After time spent interned in an English boarding school, Ferdinand gets a job with Courtail des Pereires.  Courtail runs a scientific journal called the Genitron that caters to inventors and owns a hot-air balloon, the Enthusiast.  Courtail and Ferdinand barnstorm the country, putting on ballooning exhibitions, until the fixed-wing aircraft puts an end to that lucrative business.
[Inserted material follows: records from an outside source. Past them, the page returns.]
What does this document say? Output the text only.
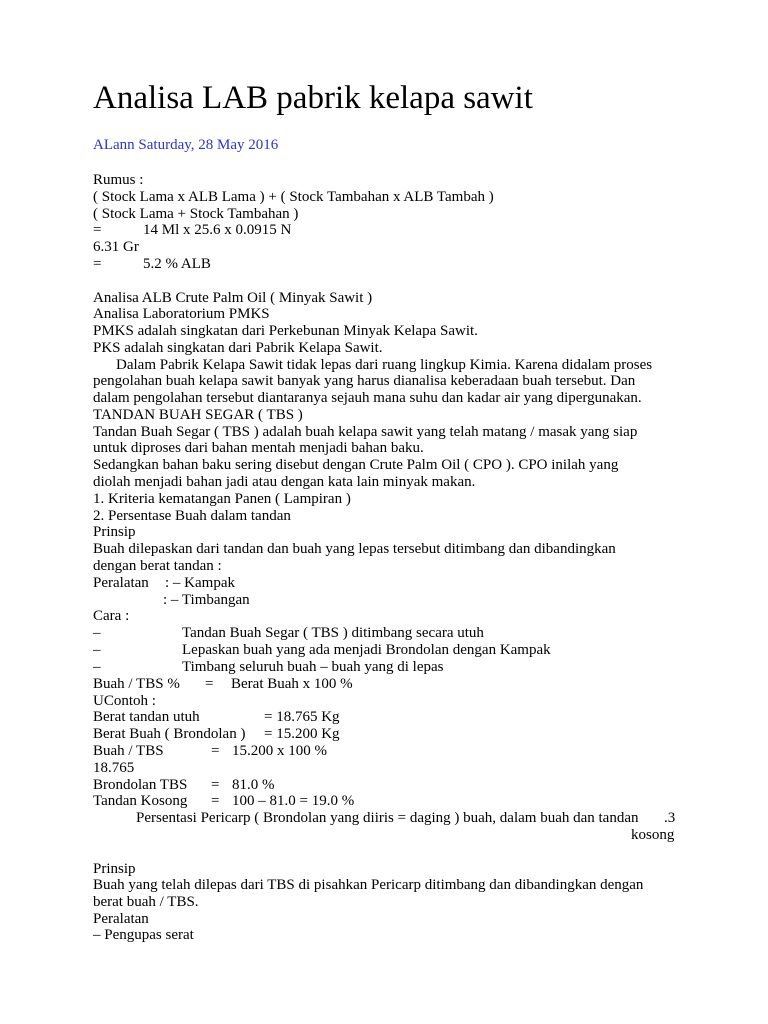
Analisa LAB pabrik kelapa sawit
ALann Saturday, 28 May 2016
Rumus :
( Stock Lama x ALB Lama ) + ( Stock Tambahan x ALB Tambah )
( Stock Lama + Stock Tambahan )
=	14 Ml x 25.6 x 0.0915 N
6.31 Gr
=	5.2 % ALB
Analisa ALB Crute Palm Oil ( Minyak Sawit )
Analisa Laboratorium PMKS
PMKS adalah singkatan dari Perkebunan Minyak Kelapa Sawit.
PKS adalah singkatan dari Pabrik Kelapa Sawit.
Dalam Pabrik Kelapa Sawit tidak lepas dari ruang lingkup Kimia. Karena didalam proses
pengolahan buah kelapa sawit banyak yang harus dianalisa keberadaan buah tersebut. Dan
dalam pengolahan tersebut diantaranya sejauh mana suhu dan kadar air yang dipergunakan.
TANDAN BUAH SEGAR ( TBS )
Tandan Buah Segar ( TBS ) adalah buah kelapa sawit yang telah matang / masak yang siap
untuk diproses dari bahan mentah menjadi bahan baku.
Sedangkan bahan baku sering disebut dengan Crute Palm Oil ( CPO ). CPO inilah yang
diolah menjadi bahan jadi atau dengan kata lain minyak makan.
1. Kriteria kematangan Panen ( Lampiran )
2. Persentase Buah dalam tandan
Prinsip
Buah dilepaskan dari tandan dan buah yang lepas tersebut ditimbang dan dibandingkan
dengan berat tandan :
Peralatan : – Kampak
: – Timbangan
Cara :
–	Tandan Buah Segar ( TBS ) ditimbang secara utuh
–	Lepaskan buah yang ada menjadi Brondolan dengan Kampak
–	Timbang seluruh buah – buah yang di lepas
Buah / TBS % = Berat Buah x 100 %
UContoh :
Berat tandan utuh	= 18.765 Kg
Berat Buah ( Brondolan ) = 15.200 Kg
Buah / TBS	= 15.200 x 100 %
18.765
Brondolan TBS = 81.0 %
Tandan Kosong = 100 – 81.0 = 19.0 %
Persentasi Pericarp ( Brondolan yang diiris = daging ) buah, dalam buah dan tandan .3
kosong
Prinsip
Buah yang telah dilepas dari TBS di pisahkan Pericarp ditimbang dan dibandingkan dengan
berat buah / TBS.
Peralatan
– Pengupas serat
Courtail is yet another victim of technological progress.  Stubbornly grasping his dream, he refuses to believe that the airplane will succeed.  He calls it a fad and presses on.  But it is a motif that drives the novel, whether it is his mother trying to sell her bolero jackets even after they have fallen out of style or his father refusing to use the new-fangled contraption called “the typewriter.”  Obsolescence and ruin follow the characters like Death itself.  Sometimes the only escape the characters have from creditors hounding their ankles is the sweet embrace of death.

Near the end of the novel, one feels the jagged wheels of change overtaking society.  Ferdinand has become physically fit from his misadventures.  He yearns to escape the hell of poverty and desperation.  The escape hatch would be entry into the military service.  The greatest joke remains the one unspoken because its horror is too great.  The book began in the fetid twilight following the ruin of the Second Empire.  The book ends with the promise and glory associated with the War to End All Wars.